If the infrastructure owner doesn’t know the difference between potential difference and current, we have quite a long way to go on our low carbon transition projects.
A more endemic problem is a blindness to the distinction between mass and weight, leading to a happy-go-lucky use of “kg” and “lb” where “N” and “lbf” would sometimes be more satisfactory.
In order to reduce our carbon footprint, we are looking to get rid of our home gas boiler, and I’ve found the heating profession to be fuzzy on the difference between energy (typically measured in kWh) and power (typically in kW). The brochure for a new kind of hot water tank quoted its heat loss rate as “Kw/hour”. The supplier was “an expert in all types of heating systems, with a particular interest in the transition to low carbon solutions”.
The same disease seems to affect the electric car population: “100 kWh rate of charge is the max (ish) you can expect under ideal conditions”.
The next example is probably an oversight rather than a lack of understanding: a prestigious journal quoted the cruising altitude of an aircraft as “30,000 lb”. Presumably, that should have been “lbf”.
Lastly, I have an example that goes back to my teens. I remember my physics teacher insisting that instruments should be labelled so as to be non-dimensional. Examples: a speedometer should be labelled “speed/kmh-1” and a range-finder as “range/m”. He asserted that every car tachometer in the universe has been mis-labelled (although they were only present on exotic cars back then). Mostly they say “rpm x 1000” instead of “engine speed/1000rpm”).

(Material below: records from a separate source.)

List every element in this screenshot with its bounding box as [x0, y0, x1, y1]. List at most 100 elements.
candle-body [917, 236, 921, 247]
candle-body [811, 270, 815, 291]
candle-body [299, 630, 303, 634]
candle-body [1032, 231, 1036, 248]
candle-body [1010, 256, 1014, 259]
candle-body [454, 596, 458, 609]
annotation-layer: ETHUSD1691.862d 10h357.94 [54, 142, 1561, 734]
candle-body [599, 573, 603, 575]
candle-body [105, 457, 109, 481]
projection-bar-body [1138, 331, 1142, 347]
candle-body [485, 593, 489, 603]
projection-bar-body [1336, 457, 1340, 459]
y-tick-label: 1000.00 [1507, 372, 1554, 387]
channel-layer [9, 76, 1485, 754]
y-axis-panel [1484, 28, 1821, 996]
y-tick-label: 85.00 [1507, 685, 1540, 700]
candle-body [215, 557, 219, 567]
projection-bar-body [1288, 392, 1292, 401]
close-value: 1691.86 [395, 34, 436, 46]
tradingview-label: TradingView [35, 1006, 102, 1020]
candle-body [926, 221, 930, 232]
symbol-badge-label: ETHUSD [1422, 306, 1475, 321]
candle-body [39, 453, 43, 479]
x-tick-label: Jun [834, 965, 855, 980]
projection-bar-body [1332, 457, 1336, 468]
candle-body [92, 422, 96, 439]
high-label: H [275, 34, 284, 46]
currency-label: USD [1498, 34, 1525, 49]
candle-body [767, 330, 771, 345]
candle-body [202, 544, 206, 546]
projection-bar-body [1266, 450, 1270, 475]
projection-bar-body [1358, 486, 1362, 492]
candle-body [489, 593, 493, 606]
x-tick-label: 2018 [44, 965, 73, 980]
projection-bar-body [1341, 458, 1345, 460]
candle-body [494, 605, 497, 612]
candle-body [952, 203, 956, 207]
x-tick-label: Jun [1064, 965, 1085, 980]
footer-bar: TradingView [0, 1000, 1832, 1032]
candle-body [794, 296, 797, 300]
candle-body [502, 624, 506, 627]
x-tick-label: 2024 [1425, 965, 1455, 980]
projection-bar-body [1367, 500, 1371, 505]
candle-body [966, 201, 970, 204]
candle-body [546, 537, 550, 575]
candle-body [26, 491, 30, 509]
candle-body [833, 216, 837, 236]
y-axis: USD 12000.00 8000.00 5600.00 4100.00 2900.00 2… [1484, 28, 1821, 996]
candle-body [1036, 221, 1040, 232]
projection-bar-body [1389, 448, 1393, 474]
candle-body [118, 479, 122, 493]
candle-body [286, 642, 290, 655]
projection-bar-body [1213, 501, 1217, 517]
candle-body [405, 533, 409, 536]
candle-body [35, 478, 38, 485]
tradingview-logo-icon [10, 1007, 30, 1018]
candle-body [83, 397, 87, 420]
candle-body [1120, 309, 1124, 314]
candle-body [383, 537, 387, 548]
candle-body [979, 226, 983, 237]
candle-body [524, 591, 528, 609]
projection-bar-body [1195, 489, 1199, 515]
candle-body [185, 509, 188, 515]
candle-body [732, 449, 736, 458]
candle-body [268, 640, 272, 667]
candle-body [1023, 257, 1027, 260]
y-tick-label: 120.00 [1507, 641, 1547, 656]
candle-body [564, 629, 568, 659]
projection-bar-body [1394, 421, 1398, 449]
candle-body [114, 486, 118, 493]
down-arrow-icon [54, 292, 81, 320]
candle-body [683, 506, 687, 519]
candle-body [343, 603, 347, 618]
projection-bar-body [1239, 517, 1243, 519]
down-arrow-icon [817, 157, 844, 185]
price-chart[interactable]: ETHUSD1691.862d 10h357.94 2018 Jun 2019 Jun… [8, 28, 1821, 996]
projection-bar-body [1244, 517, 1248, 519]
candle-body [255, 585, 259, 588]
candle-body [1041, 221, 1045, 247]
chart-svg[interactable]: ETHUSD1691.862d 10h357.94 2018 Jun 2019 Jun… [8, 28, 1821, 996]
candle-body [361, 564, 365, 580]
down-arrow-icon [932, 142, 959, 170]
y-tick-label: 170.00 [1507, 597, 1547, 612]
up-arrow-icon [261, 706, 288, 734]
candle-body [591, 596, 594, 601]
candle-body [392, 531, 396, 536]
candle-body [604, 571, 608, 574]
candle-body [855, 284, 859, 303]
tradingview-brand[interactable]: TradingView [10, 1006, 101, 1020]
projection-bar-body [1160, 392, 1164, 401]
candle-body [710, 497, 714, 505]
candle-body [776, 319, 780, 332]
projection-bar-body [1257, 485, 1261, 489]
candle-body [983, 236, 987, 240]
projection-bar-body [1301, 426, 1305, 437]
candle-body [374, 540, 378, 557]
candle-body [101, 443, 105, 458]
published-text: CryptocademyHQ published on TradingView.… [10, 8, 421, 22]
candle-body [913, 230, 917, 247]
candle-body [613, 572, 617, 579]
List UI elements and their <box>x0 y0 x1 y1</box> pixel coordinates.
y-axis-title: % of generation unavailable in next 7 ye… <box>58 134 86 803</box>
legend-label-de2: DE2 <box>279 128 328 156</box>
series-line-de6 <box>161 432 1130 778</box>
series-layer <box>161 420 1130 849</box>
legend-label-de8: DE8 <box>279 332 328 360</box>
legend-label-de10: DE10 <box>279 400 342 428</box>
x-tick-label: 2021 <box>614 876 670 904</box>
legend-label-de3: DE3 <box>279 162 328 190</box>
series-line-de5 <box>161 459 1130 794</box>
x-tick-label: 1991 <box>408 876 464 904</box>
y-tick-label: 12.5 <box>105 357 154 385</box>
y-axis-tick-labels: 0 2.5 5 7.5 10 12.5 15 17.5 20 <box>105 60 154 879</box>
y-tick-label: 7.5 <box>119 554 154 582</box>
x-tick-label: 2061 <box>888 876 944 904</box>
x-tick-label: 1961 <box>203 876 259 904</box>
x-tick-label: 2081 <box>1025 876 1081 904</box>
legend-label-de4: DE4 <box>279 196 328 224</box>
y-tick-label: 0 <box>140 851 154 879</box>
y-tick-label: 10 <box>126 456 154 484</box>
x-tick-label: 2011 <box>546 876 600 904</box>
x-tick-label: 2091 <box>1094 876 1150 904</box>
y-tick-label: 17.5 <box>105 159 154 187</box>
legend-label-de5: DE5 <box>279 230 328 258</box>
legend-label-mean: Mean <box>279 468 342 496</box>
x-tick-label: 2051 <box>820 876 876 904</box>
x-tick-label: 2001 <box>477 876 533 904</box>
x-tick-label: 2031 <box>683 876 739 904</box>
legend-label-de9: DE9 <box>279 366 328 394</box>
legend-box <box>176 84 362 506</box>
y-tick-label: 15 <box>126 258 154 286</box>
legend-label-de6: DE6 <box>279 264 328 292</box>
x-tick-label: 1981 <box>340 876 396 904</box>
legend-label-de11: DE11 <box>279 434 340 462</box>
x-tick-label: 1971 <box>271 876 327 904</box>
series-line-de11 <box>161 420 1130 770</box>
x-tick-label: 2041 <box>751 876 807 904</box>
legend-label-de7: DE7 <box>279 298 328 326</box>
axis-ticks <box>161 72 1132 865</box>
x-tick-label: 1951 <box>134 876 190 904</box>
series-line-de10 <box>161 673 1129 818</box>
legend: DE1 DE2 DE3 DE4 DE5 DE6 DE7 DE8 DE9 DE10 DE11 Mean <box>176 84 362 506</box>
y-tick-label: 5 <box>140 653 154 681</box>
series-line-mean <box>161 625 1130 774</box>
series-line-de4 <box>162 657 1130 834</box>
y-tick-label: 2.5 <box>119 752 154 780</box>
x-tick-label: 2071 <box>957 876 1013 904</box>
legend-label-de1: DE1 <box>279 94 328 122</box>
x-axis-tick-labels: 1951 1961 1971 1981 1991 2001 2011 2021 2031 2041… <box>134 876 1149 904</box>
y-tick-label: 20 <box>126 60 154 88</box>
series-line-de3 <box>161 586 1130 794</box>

My father told the story of his friend who went to pick up a brand-new luxury car from the dealer – a journey of about 100 miles each way. The tachometer was labelled as “rpm x 100” (we know what that means) and marked out as “0”, “10”, “20” etc. The dealer told the friend not to exceed 50 miles per hour for the first 100 miles, otherwise the engine could be damaged. When the friend got home, there were burning smells and steam escaping from the engine, with alarming noises as it started to cool down. The friend had driven all the way home with the tachometer on 50.